There is no better man to play the villain than Idris Elba (think Luther, The Wire) and even his lack of an excessive number of lines makes him even more menacing. Then he quotes Napoleon? I mean! I love a story where the villain is just trying to make a better life. It isn’t even about the good and the bad. It’s about his life from here on out and doing what he has to do (killing who he has to kill) to get there.

Speaking of killing, that’s how the flick starts. Rufus Buck (Elba) kills the parents of Nat Love (Majors), and Love spends his whole life trying to track Buck down for revenge. Just when he thinks his quest is done, Buck is released from prison. And that’s in the first 15 minutes of this two-hour-long story.

Buck’s gang members include Trudy Smith, played by Regina King, who is simply breath-taking in her delivery of malevolence, and LaKeith Stanfield. To be entirely honest, as a non-American, I thought their accents kept slipping – but that’s one of my only critiques of the movie, made from my biased view of how Southern Americans are supposed to sound.

And Stanfield, as well, was smoother on screen than I’ve ever seen him be. (the other critique is, spoiler alert, I’m not entirely sure why we needed the Stagecoach Mary bit in the movie. I felt like she messed it up for everyone. Or was it just to prompt the final battle? I thought that plan of hers was so holey.)
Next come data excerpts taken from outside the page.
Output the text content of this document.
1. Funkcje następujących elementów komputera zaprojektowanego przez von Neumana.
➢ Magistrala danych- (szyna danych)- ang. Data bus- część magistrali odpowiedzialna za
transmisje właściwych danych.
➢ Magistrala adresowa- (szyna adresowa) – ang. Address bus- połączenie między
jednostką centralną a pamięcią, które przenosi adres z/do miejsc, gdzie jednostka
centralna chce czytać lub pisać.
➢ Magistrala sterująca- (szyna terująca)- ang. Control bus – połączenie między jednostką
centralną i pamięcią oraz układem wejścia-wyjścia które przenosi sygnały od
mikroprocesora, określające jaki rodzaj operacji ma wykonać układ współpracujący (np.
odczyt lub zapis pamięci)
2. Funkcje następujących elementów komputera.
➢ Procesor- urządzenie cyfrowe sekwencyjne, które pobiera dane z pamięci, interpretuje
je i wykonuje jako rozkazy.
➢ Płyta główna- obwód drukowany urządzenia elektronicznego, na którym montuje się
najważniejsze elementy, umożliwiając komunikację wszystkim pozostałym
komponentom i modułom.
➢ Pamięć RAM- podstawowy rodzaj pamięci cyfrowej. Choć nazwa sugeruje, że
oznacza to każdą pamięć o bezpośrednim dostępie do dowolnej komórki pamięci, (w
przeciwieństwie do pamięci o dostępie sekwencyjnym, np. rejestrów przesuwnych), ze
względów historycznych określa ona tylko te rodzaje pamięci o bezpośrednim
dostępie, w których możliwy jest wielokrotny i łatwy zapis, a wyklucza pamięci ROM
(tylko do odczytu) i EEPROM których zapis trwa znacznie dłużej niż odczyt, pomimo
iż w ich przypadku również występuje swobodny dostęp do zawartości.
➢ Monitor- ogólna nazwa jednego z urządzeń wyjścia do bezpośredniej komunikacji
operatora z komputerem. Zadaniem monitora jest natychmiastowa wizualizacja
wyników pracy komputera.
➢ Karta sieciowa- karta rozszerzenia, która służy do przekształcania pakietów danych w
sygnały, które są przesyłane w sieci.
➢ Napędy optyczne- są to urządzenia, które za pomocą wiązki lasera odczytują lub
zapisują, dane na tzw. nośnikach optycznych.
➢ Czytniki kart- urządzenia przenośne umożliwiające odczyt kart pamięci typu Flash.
A special mention goes to the slick Delroy Lindo. He plays the sheriff who wants everyone brought to book. Honestly, I feel like the whole cast needs special mentions. They were all really, really good (who knew Deon Cole could NOT be a joke?).

I can’t end this review without talking about the flawless soundtrack. I wonder if it is because the director is a songwriter and musician as well (brother to Seal, don’t you know, I bet he’s always introduced like that)?

But whatever the reason, anyone that puts my favourite femcee Lauryn Hill and the inimitable Fela Kuti (the director is also half Nigerian) on one film is a winner in my book. All the music felt perfect.